De laptop klapte toe en ik trok net op tijd mijn vingers van het toetsenbord. Tijd om te stoppen, zo bleek. Op tv zou er die avond ook niets te zien zijn. Het was namelijk dinsdagavond. Elk tv-minnend mens weet dat er dan geen reet te zien is. Net als elke andere dag.
Samen met mijn kat, zat ik in de zetel. Ik weigerde haar iets te zeggen, omdat ik weigerde toe te geven dat ik in feite diep van binnen heel eenzaam was. Het licht deed ik uit en bleef in het duister voor me uit staren. Crisis voor jan en alleman, ook voor de literairen van geest.
De stilte was oorverdovend en rechtop in mijn zetel bracht ik de nacht door. Hopend op een morgen zonder zorgen.

Iets na middernacht, schrok ik wakker van de aanhoudende stilte. Vreemd.
Ik zette dan toch nog de tv op, er van uitgaande als er niets te zien was op televisie, we dan nu toch het summum zouden bereiken.

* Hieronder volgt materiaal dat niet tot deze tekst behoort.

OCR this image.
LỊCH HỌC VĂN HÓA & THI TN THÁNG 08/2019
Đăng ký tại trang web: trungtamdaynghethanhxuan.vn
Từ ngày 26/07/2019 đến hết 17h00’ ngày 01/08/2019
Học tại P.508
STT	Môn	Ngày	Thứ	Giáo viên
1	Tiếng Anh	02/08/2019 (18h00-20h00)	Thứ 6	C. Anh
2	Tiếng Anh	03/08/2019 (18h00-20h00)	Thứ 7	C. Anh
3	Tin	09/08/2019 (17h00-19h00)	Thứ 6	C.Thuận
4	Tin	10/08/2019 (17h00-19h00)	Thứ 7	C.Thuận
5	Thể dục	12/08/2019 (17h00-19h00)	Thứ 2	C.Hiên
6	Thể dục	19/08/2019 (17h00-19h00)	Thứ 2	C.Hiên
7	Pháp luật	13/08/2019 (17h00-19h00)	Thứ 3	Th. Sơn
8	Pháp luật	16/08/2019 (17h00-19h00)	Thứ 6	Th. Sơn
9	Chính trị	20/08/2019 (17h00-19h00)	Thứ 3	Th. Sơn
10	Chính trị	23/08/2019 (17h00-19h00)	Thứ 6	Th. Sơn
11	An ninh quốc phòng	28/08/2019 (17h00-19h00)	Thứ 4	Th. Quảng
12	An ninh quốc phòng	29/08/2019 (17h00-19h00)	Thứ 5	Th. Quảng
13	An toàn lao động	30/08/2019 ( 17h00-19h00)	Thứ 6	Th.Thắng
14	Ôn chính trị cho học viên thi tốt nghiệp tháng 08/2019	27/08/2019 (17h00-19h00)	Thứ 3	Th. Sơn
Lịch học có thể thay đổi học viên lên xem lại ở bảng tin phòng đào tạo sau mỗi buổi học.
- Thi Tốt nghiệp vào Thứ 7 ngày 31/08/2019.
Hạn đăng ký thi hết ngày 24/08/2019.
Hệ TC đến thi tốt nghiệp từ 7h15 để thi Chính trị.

Een zomers gekleede dame komt de keuken binnen. Ik kom te weten dat ze op zoek is naar ‘una escala’. De Spaanse prent ‘The Gardener’, bracht me vertier op dit nachtelijk uur.
De kerel in de keuken zegt haar dat in de berging wel iets te vinden is. Waar anders? Dit wordt een clichématige film, ik voel het nu al aankomen.
Gelukkig als ze is, neemt de dame met het donker krullend haar de escala en zet ze die tegen de mooi bebloemde gevel. In de afgesloten tuin, bloeien de mooiste bloemen die ik ooit in een Spaanstalige film zag. Vrouwen en ladders, het is ook een vreemde combinatie. En dat moet ook de kerel uit de keuken gedacht hebben, toen hij de Spaanse deerne de ladder op zag klimmen. Iets in zijn blik had me toen moeten zeggen wat ik al lang had moeten vermoedden. Dat en het feit dat zijn opengeritste gulp de dame met zaadvragende ogen en een wijdopengesperde mond de ladder deed afdalen. Porno.
En dat op dit uur, totaal onverantwoord! Ik zapte weg.

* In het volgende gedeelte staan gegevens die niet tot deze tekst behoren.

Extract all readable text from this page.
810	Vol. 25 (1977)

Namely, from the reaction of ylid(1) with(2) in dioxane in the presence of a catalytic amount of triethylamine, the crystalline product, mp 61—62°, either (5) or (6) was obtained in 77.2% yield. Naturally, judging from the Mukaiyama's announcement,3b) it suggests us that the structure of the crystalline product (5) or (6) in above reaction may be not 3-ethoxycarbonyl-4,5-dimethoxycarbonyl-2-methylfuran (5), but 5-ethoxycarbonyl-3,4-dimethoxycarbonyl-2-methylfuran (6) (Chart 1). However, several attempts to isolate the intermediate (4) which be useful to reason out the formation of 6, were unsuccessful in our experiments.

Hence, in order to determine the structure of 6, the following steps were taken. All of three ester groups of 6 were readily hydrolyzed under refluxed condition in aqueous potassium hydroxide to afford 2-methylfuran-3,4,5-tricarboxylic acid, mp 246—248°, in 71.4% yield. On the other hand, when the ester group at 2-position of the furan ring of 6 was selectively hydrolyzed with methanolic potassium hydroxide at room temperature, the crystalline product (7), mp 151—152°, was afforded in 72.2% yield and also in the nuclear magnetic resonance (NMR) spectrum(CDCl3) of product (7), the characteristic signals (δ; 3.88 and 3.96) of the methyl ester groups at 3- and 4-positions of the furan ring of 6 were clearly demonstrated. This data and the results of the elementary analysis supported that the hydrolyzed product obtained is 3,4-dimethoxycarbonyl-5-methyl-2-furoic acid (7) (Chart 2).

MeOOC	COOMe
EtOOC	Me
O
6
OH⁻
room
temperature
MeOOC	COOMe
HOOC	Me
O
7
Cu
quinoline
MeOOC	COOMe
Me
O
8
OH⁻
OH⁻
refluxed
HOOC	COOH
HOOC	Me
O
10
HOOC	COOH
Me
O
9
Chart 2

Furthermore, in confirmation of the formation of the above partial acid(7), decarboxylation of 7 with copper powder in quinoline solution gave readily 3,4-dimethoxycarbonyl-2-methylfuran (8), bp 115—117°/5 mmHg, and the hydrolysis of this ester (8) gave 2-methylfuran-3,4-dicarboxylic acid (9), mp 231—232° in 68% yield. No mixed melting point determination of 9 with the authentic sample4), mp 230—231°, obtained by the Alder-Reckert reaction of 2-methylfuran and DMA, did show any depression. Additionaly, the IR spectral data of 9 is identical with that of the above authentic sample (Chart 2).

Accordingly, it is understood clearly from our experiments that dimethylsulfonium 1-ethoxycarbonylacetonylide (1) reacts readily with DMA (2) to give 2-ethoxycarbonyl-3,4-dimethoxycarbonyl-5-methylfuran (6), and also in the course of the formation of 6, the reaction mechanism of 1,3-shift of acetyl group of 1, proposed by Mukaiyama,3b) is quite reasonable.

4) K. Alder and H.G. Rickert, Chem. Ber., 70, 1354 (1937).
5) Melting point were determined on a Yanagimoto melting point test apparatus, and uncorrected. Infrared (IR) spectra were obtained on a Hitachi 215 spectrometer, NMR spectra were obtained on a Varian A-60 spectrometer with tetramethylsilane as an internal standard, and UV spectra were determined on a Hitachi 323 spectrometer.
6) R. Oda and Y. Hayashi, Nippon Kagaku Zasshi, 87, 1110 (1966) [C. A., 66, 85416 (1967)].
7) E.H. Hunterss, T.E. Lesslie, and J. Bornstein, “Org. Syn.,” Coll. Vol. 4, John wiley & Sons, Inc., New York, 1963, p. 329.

Buiten porno en eindeloze herhalingen van Het Journaal valt er op dit uur niets te beleven. De geile blik van Jan Becaus deed me terug indommelen. Aanslagen, bloed en verderf. Het werd een nachtrust als nooit tevoren.

Maandagmorgen

‘Hoe is het?’ vragen mensen me wel eens. ‘Goed,’ antwoord je dan meestal. Meestal, omdat dat het antwoord is dat de meesten verwachten. ‘Hoe is het’ draait niet om de inhoud van het antwoord op de vraag, maar is zo doorsnee als het ‘goedendag’ zeggen tegen de mensen. Beleefd, niet meer niet minder.
‘Hoe is het?’ vragen ze me dagelijks. ‘Goed,’ antwoord ik dan of ‘dat gaat’ als het echt niet anders kan. Maar nooit ‘slecht’. Misschien moet ik gewoon antwoorden zoals ik me voel. Ook al verwachten de mensen ‘goed’ als antwoord.
Hou er daarom rekening mee, als je mij vraagt hoe het met me gaat en ik antwoord goed, dat goed niet altijd goed is. Het kan ook die tegengestelde emotie zijn.
Maar dat zeg ik niet. Op een vraag als ‘hoe is het’, hoor je ‘goed’ te antwoorden.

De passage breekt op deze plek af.